The forward-looking advice from security experts points toward layered defenses. Organizations need to look beyond just requiring a second factor at login. Token validation—checking whether a token being used actually matches the device and location where it was issued—can catch stolen tokens in use. Anomalous login detection, which flags when an account is accessed from an unusual place or at an unusual time, provides another line of defense. Some organizations are also implementing conditional access policies that require additional verification for sensitive operations, even after initial login.
What makes this moment significant is that it exposes a gap in the security model many organizations thought was solid. Multifactor authentication is not a complete solution; it's one layer in what needs to be a more comprehensive approach. As attackers continue to evolve their methods, the security industry is being forced to evolve alongside them.
Citações Notáveis
The campaign exploits legitimate authentication mechanisms rather than hacking systems, abusing the infrastructure that's supposed to protect users— Security researchers tracking the threat
A Conversa do Hearth Outra perspectiva sobre a história
So if multifactor authentication is supposed to stop phishing, how does stealing a token get around it?
Because the token is what comes after MFA succeeds. Once you've logged in with your password and your second factor, your device gets a token that says "this person is authenticated." The attackers aren't trying to log in—they're stealing that proof of authentication that's already been granted.
But how do they actually steal the token? Are they hacking Microsoft's servers?
No, that's what's clever about it. They're using legitimate authentication flows—the same mechanisms Microsoft built. They're not breaking in; they're abusing the system's own logic to redirect tokens to themselves.
So a user could have the strongest password in the world and still get compromised?
Exactly. The password doesn't matter once the token is stolen. They have proof of authentication. They can read your email, access your files, impersonate you to colleagues. The password becomes irrelevant.

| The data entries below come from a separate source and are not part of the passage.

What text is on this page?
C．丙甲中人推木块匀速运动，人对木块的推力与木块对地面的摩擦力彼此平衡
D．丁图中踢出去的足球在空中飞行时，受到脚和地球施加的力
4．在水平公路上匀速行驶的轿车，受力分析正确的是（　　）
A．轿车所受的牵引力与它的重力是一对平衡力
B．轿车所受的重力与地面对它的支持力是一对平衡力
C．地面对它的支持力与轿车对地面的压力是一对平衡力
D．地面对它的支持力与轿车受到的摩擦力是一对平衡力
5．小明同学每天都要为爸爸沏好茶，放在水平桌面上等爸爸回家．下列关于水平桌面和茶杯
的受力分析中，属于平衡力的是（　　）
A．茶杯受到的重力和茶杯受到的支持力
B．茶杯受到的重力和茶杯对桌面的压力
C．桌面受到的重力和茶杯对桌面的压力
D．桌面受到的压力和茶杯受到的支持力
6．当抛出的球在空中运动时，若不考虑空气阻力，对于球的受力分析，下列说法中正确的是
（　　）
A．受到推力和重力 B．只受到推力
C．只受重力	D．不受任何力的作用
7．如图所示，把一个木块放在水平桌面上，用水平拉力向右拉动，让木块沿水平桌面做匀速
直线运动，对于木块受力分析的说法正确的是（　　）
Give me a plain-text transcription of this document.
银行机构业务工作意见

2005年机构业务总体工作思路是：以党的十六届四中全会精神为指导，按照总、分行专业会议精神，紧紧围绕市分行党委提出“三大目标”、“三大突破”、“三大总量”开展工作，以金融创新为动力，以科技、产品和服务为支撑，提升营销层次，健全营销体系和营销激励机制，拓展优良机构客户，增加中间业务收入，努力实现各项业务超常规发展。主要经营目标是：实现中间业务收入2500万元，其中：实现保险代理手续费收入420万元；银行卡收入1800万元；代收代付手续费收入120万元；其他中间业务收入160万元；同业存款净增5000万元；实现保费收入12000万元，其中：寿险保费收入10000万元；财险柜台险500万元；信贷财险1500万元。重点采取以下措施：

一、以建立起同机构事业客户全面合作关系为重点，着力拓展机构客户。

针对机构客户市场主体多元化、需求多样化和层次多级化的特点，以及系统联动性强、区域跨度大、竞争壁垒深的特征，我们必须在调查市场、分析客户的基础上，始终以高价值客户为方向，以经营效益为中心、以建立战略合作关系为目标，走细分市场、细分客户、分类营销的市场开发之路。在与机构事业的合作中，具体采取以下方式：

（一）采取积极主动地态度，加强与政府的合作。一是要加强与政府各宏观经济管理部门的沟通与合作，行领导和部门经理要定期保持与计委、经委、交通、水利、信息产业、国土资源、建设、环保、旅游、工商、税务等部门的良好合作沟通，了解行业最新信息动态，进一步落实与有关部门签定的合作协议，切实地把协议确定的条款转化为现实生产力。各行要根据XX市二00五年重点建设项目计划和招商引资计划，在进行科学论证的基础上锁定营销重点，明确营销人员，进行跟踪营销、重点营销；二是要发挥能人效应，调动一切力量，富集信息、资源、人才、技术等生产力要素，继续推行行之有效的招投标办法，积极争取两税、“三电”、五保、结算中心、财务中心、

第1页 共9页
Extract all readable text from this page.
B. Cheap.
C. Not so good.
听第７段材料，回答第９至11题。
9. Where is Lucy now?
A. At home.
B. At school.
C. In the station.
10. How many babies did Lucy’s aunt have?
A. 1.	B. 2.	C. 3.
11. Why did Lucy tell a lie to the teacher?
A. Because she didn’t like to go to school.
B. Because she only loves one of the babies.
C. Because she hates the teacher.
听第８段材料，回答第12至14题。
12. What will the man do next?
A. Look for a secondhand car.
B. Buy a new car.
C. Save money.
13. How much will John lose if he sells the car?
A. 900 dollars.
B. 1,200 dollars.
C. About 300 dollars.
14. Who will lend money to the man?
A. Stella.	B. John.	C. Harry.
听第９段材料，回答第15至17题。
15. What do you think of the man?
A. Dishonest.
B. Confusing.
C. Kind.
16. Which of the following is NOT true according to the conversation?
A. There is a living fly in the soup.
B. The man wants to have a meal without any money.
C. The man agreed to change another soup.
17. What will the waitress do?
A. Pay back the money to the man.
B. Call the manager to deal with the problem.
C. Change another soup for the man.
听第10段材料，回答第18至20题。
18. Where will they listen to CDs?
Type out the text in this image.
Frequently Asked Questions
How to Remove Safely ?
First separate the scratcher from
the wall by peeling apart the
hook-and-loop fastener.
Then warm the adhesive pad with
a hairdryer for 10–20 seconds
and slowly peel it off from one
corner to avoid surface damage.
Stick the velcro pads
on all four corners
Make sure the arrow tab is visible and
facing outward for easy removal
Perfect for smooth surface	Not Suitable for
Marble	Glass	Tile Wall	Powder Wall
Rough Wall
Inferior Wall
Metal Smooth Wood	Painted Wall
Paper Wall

Why is the FBI involved if this is just a phishing campaign?
Because the scale and sophistication suggest it's not random. Multiple security firms have identified it independently, which means it's widespread enough to be a real threat to critical infrastructure and businesses. That's when federal law enforcement pays attention.
What's the actual fix here?
There isn't one simple fix. Organizations need to validate tokens—check that they're being used from the right device, the right location. They need to watch for unusual login patterns. Multifactor authentication is still important, but it can't be the only thing you rely on.